What we know about IC10... and what we want to know

IC10 is an irregular galaxy, which means it does not fit into Hubble's classification of spiral or elliptical galaxies. It is in the Local Group. There have been varying estimates of its distance in recent years, but I have used 820 kpc, as calculated by Saha et. al. (1996)[6]. It is moving toward us with a systemic velocity of -345 km/s (Wilcots & Miller 1998)[12].

It is a starburst galaxy, which means that it has a high rate of star formation compared to other galaxies with similar HI masses. IC10's star formation rate is ~0.15 solar masses per year, as measured by Thronson et. al. (1996)[9].

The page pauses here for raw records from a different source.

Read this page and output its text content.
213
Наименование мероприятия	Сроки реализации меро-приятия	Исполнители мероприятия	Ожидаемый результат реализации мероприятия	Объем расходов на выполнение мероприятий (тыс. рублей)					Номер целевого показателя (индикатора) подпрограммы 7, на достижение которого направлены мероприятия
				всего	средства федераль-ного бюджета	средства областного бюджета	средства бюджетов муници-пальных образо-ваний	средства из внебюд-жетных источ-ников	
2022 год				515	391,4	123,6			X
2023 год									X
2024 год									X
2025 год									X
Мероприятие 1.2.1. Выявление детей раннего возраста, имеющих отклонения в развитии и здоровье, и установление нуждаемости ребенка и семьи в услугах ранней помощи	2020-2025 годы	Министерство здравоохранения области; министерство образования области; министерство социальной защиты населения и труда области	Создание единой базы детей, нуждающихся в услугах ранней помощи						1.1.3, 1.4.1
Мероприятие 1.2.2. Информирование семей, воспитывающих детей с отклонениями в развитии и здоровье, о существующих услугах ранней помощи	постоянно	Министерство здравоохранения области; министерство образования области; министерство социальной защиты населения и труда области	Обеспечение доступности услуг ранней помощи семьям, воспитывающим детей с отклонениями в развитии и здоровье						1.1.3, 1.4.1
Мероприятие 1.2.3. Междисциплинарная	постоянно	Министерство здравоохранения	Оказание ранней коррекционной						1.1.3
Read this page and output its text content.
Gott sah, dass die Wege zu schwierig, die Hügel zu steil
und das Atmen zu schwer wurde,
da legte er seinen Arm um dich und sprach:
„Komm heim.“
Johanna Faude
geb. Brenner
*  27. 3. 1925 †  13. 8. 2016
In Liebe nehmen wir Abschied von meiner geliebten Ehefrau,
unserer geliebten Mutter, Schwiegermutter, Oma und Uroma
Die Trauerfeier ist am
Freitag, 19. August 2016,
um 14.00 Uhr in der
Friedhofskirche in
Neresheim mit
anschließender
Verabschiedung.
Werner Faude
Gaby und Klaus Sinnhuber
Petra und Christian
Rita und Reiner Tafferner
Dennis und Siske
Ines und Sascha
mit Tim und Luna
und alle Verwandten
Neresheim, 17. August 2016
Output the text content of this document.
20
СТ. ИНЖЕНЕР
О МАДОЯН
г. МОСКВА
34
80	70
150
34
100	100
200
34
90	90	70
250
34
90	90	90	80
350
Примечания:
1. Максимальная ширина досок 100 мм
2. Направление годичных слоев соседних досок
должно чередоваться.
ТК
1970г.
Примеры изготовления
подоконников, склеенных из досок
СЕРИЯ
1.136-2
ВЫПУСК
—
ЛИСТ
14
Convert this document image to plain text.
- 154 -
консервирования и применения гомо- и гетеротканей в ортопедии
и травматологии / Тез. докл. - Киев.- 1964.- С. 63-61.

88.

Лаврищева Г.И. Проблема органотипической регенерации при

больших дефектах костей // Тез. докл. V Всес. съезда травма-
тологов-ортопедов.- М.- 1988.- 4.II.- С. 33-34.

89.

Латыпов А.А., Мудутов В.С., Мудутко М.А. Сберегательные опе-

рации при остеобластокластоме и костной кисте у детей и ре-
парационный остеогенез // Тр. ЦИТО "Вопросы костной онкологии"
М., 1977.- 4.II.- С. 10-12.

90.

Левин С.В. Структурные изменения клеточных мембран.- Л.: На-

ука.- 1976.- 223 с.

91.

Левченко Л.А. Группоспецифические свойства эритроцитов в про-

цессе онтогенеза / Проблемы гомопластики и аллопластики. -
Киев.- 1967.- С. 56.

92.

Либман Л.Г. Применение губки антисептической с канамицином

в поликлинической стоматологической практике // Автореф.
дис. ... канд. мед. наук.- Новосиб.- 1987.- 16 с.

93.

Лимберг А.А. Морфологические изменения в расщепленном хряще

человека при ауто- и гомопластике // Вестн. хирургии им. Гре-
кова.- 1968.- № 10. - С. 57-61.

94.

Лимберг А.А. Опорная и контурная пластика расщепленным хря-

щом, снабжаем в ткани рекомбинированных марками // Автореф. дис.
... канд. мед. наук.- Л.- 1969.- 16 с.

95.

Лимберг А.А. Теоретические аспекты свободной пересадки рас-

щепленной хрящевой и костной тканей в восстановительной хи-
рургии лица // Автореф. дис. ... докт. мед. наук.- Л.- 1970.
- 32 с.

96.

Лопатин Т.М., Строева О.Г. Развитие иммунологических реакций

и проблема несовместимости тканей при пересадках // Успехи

Previous studies of IC10 have noted a number of holes and expanding shells in the HI, and it is suspected that they are caused by outflows of energy from stars, either from supernovae or stellar winds. This is a plausible claim, since studies of other galaxies suggest that the energy output from star formation has a significant impact on the dynamics of the ISM, leading to further star formation and galactic evolution. However, due to interactions between structures in the ISM, the energy put out by stars seems to be partially dissipated rather than being transferred fully to the gas. (See Dopita et. al. 1985[1] ; Scalo & Chappell 1999[7].)

We can test this idea with data from the VLA on HI distribution. If we can locate expanding shells of gas, we can estimate their mass and velocity and thereby determine their kinetic energy. We can then compare this energy with the energy associated with known regions of star formation within the shells.

In addition, we can study the peculiar kinematics of the galaxy. From previous observations, IC10 appears to be surrounded by a very large envelope of HI with an unusual rotation curve - its outer disk appears to be counter-rotating (Wilcots & Miller 1998)[12].